Nion has pioneered many of these advances, by developing STEM aberration correction technology (in the 1990s), and then a new electron microscope that is able to acquire images and spectra from single atoms (in 2008, with continuing developments since), and which may make atom-by-atom materials engineering a practical reality. We have also introduced a new type of a monochromator, which allows materials to be probed by vibrational EELS carried out with better than 10 meV energy resolution and about 1 nm spatial resolution, as well as damage-free vibrational analysis in an ?aloof? mode.
My talk will review these advances and illustrate them with practical examples.

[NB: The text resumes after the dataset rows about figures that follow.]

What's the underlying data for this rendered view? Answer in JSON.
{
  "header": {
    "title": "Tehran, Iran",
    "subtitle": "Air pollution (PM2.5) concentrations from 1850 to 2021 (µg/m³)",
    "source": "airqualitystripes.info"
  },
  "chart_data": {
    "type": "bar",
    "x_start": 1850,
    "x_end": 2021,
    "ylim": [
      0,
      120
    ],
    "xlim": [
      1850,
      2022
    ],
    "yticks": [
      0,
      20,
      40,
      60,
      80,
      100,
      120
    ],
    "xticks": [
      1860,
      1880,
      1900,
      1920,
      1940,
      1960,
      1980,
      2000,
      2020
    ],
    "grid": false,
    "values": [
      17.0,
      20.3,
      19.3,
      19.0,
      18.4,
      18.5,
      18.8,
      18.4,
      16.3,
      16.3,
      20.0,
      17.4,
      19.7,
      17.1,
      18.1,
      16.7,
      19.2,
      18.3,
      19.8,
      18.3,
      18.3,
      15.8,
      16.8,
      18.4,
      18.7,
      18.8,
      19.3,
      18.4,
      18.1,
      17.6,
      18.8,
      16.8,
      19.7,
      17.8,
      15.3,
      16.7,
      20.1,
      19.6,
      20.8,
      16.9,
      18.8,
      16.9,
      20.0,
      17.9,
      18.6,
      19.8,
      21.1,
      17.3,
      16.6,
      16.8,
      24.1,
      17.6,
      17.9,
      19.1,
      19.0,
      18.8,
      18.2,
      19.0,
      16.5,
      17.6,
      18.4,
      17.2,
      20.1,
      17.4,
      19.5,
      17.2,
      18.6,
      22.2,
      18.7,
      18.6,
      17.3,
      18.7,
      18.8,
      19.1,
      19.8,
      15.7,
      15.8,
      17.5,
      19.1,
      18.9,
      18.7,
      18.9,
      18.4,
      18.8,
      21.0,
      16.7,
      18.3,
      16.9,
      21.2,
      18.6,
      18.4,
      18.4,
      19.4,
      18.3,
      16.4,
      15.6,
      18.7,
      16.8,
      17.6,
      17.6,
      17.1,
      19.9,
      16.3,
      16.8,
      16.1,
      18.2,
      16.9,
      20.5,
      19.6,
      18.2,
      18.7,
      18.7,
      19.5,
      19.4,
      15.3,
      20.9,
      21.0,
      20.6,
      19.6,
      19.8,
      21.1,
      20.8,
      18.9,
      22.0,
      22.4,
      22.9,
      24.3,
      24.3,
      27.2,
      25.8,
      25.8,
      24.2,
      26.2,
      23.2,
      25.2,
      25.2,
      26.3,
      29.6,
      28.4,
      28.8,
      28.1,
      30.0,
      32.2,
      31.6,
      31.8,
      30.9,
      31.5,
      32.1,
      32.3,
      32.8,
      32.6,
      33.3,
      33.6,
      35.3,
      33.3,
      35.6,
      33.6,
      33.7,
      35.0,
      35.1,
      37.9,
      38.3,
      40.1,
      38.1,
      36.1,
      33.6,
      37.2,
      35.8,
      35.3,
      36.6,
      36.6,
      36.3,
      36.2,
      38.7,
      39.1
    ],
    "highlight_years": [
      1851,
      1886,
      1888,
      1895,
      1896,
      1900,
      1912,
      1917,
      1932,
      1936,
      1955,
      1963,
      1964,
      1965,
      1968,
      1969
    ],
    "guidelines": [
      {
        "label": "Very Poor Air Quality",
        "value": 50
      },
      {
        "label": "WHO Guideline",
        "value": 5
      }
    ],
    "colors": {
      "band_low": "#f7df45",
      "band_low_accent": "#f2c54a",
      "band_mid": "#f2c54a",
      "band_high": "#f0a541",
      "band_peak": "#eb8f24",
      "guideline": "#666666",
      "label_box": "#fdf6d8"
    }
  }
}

Ondrej L. Krivanek, FRS, is the President of Nion Co., and Affiliate Professor at Arizona State University. He is well known for pioneering new techniques of structure research and for developing new instruments, from simple-to-operate serial and parallel detection electron energy-loss spectrometers (EELS) and imaging filters to the first working aberration corrector for a scanning transmission electron microscope (STEM).
In 1997 Ondrej and Niklas Dellby founded the Nion Company, which introduced instruments that have established many important benchmarks, including the first-ever sub-Å electron probe, single-atom EELS and EDXS, and vibrational spectroscopy in the electron microscope.
Ondrej is an Honorary Fellow of Robinson College Cambridge and of the Royal Microscopical Society, and Fellow of American Physical Society, the British Institute of Physics, the Microscopy Society of America and the Royal Society.